2 minute read Published:

A few years ago I worked on an internal management application. One of the mysteries we faced was that it was painfully slow. A page load could take up to 8 seconds. But when we looked at the problem at our local development machines pages loaded within 2 seconds. Not great but a lot better.

So I profiled the app looking for something that might cost more in production. After a while about 600 calls to memcached caught my eye. They where fast on our local machines, but in production we had to use memcached as a hosted service. Which defeats the purpose of heaving a memcached a bit because you add network latency to getting data from RAM. So there it was, 600 calls with 5 to 10 ms latency each sums up to 3000 till 6000 ms extra for each request.

Those calls where made to speed up our ACL checks. Instead the framework we used would have made a call to the database for each request to load the whole ACL. So at first I removed duplicated calls which still left me with about 150 checks. Still 1500 ms per request too many.
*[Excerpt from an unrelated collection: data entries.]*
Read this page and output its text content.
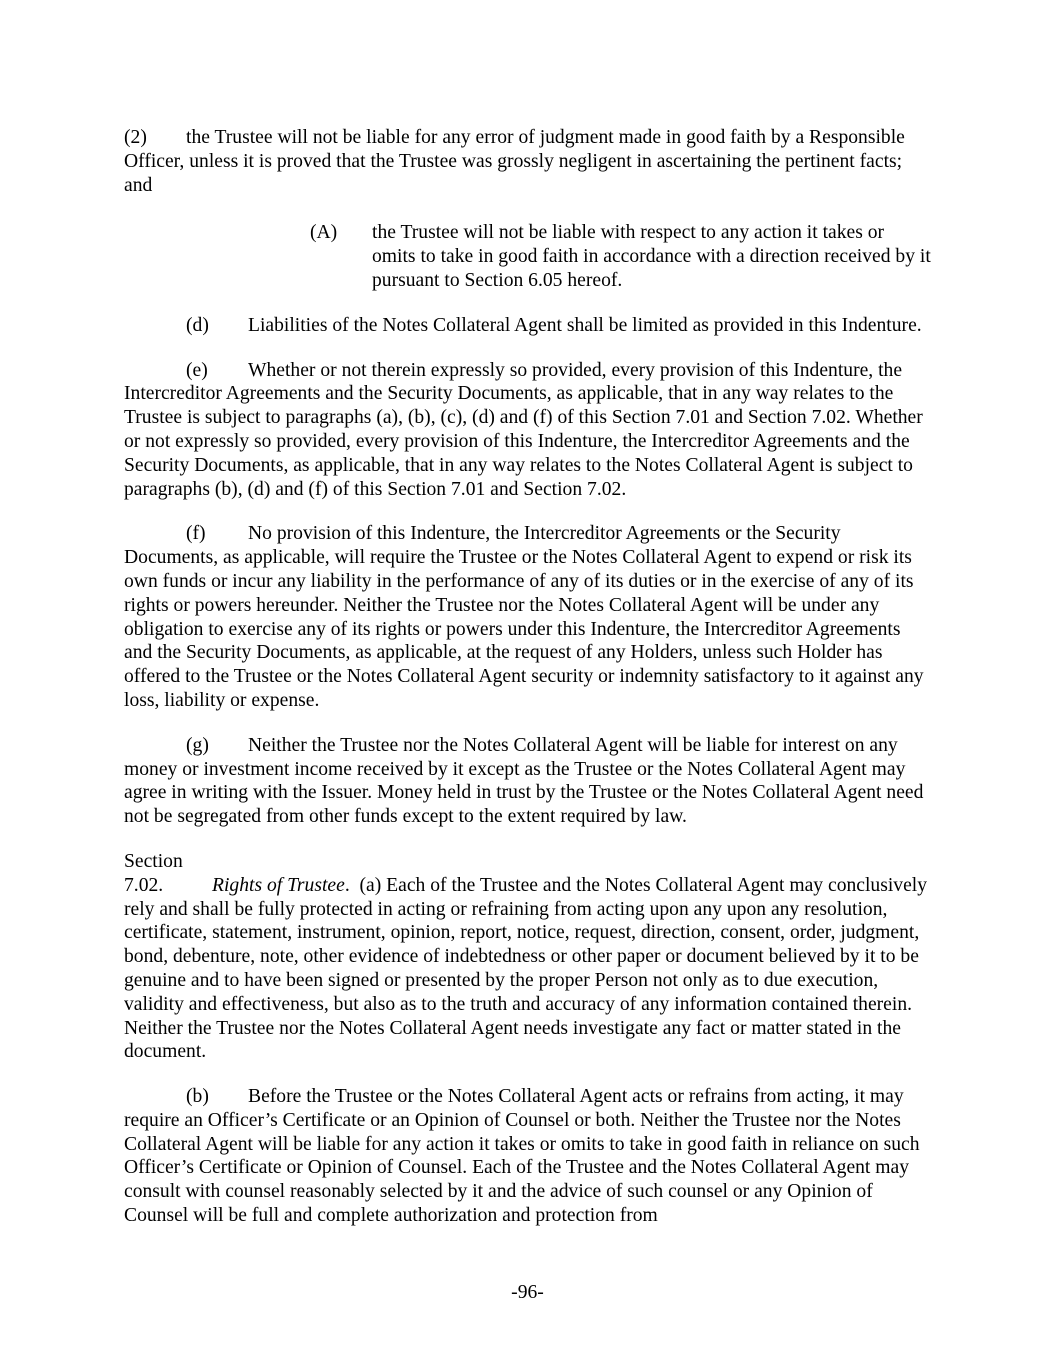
(2) the Trustee will not be liable for any error of judgment made in good faith by a Responsible Officer, unless it is proved that the Trustee was grossly negligent in ascertaining the pertinent facts; and

(A) the Trustee will not be liable with respect to any action it takes or omits to take in good faith in accordance with a direction received by it pursuant to Section 6.05 hereof.

(d) Liabilities of the Notes Collateral Agent shall be limited as provided in this Indenture.

(e) Whether or not therein expressly so provided, every provision of this Indenture, the Intercreditor Agreements and the Security Documents, as applicable, that in any way relates to the Trustee is subject to paragraphs (a), (b), (c), (d) and (f) of this Section 7.01 and Section 7.02. Whether or not expressly so provided, every provision of this Indenture, the Intercreditor Agreements and the Security Documents, as applicable, that in any way relates to the Notes Collateral Agent is subject to paragraphs (b), (d) and (f) of this Section 7.01 and Section 7.02.

(f) No provision of this Indenture, the Intercreditor Agreements or the Security Documents, as applicable, will require the Trustee or the Notes Collateral Agent to expend or risk its own funds or incur any liability in the performance of any of its duties or in the exercise of any of its rights or powers hereunder. Neither the Trustee nor the Notes Collateral Agent will be under any obligation to exercise any of its rights or powers under this Indenture, the Intercreditor Agreements and the Security Documents, as applicable, at the request of any Holders, unless such Holder has offered to the Trustee or the Notes Collateral Agent security or indemnity satisfactory to it against any loss, liability or expense.

(g) Neither the Trustee nor the Notes Collateral Agent will be liable for interest on any money or investment income received by it except as the Trustee or the Notes Collateral Agent may agree in writing with the Issuer. Money held in trust by the Trustee or the Notes Collateral Agent need not be segregated from other funds except to the extent required by law.

Section 7.02. Rights of Trustee. (a) Each of the Trustee and the Notes Collateral Agent may conclusively rely and shall be fully protected in acting or refraining from acting upon any upon any resolution, certificate, statement, instrument, opinion, report, notice, request, direction, consent, order, judgment, bond, debenture, note, other evidence of indebtedness or other paper or document believed by it to be genuine and to have been signed or presented by the proper Person not only as to due execution, validity and effectiveness, but also as to the truth and accuracy of any information contained therein. Neither the Trustee nor the Notes Collateral Agent needs investigate any fact or matter stated in the document.

(b) Before the Trustee or the Notes Collateral Agent acts or refrains from acting, it may require an Officer’s Certificate or an Opinion of Counsel or both. Neither the Trustee nor the Notes Collateral Agent will be liable for any action it takes or omits to take in good faith in reliance on such Officer’s Certificate or Opinion of Counsel. Each of the Trustee and the Notes Collateral Agent may consult with counsel reasonably selected by it and the advice of such counsel or any Opinion of Counsel will be full and complete authorization and protection from

-96-
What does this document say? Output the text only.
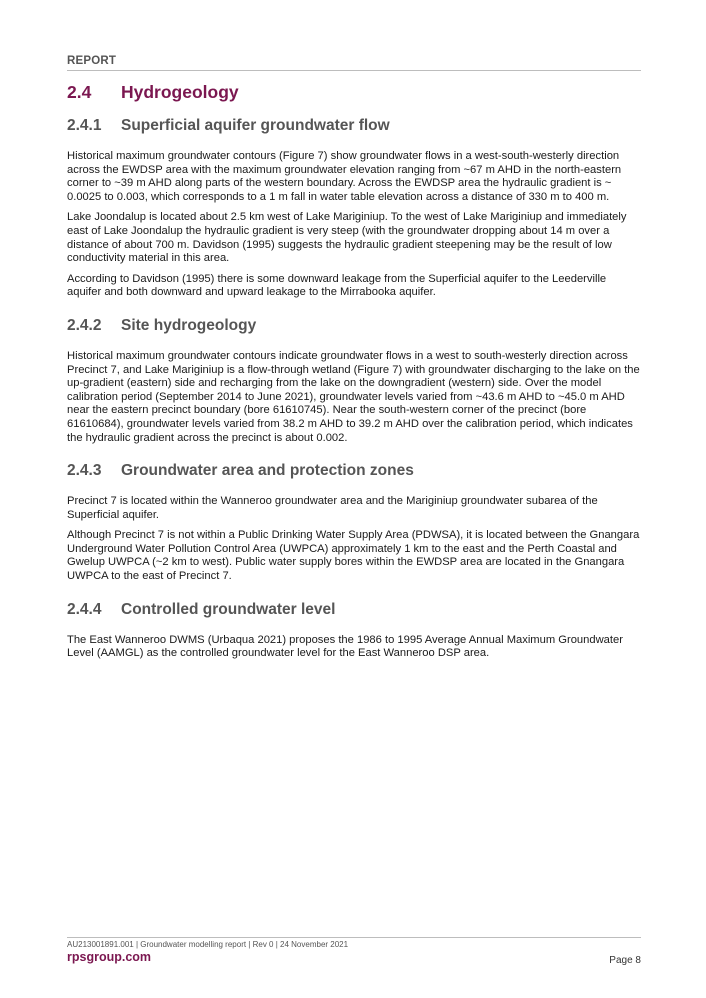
REPORT
2.4	Hydrogeology
2.4.1	Superficial aquifer groundwater flow

Historical maximum groundwater contours (Figure 7) show groundwater flows in a west-south-westerly direction across the EWDSP area with the maximum groundwater elevation ranging from ~67 m AHD in the north-eastern corner to ~39 m AHD along parts of the western boundary. Across the EWDSP area the hydraulic gradient is ~ 0.0025 to 0.003, which corresponds to a 1 m fall in water table elevation across a distance of 330 m to 400 m.

Lake Joondalup is located about 2.5 km west of Lake Mariginiup. To the west of Lake Mariginiup and immediately east of Lake Joondalup the hydraulic gradient is very steep (with the groundwater dropping about 14 m over a distance of about 700 m. Davidson (1995) suggests the hydraulic gradient steepening may be the result of low conductivity material in this area.

According to Davidson (1995) there is some downward leakage from the Superficial aquifer to the Leederville aquifer and both downward and upward leakage to the Mirrabooka aquifer.

2.4.2	Site hydrogeology

Historical maximum groundwater contours indicate groundwater flows in a west to south-westerly direction across Precinct 7, and Lake Mariginiup is a flow-through wetland (Figure 7) with groundwater discharging to the lake on the up-gradient (eastern) side and recharging from the lake on the downgradient (western) side. Over the model calibration period (September 2014 to June 2021), groundwater levels varied from ~43.6 m AHD to ~45.0 m AHD near the eastern precinct boundary (bore 61610745). Near the south-western corner of the precinct (bore 61610684), groundwater levels varied from 38.2 m AHD to 39.2 m AHD over the calibration period, which indicates the hydraulic gradient across the precinct is about 0.002.

2.4.3	Groundwater area and protection zones

Precinct 7 is located within the Wanneroo groundwater area and the Mariginiup groundwater subarea of the Superficial aquifer.

Although Precinct 7 is not within a Public Drinking Water Supply Area (PDWSA), it is located between the Gnangara Underground Water Pollution Control Area (UWPCA) approximately 1 km to the east and the Perth Coastal and Gwelup UWPCA (~2 km to west). Public water supply bores within the EWDSP area are located in the Gnangara UWPCA to the east of Precinct 7.

2.4.4	Controlled groundwater level

The East Wanneroo DWMS (Urbaqua 2021) proposes the 1986 to 1995 Average Annual Maximum Groundwater Level (AAMGL) as the controlled groundwater level for the East Wanneroo DSP area.

AU213001891.001 | Groundwater modelling report | Rev 0 | 24 November 2021
rpsgroup.com	Page 8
So I removed the code entirely and loaded the ACL from the database which was much faster than caching the individual calls. So caching did not made things faster but slower in the first place. No one measured the solution, because it is memcached, it has to be fast.

Actually the fastest solution would probably have been to just load the ACL from the file system. The file would have been needed on each request so the disk cache would have it kept in memory anyway. A free local memcached if your hosting cannot provide one.

So think about network latency before making calls to a remote cache, API or database. It might kill you performance. And having caching as a hosted service is a bad idea in the first place. But if you have to have your in memory database slowed down by network latency your computation/request has to be more expensive than that to achieve a benefit. But 5-10ms are a lot for a CPU, so calculating something on each request is probably still faster. So …

tl;dr: measure and don’t forget the cost of network latency.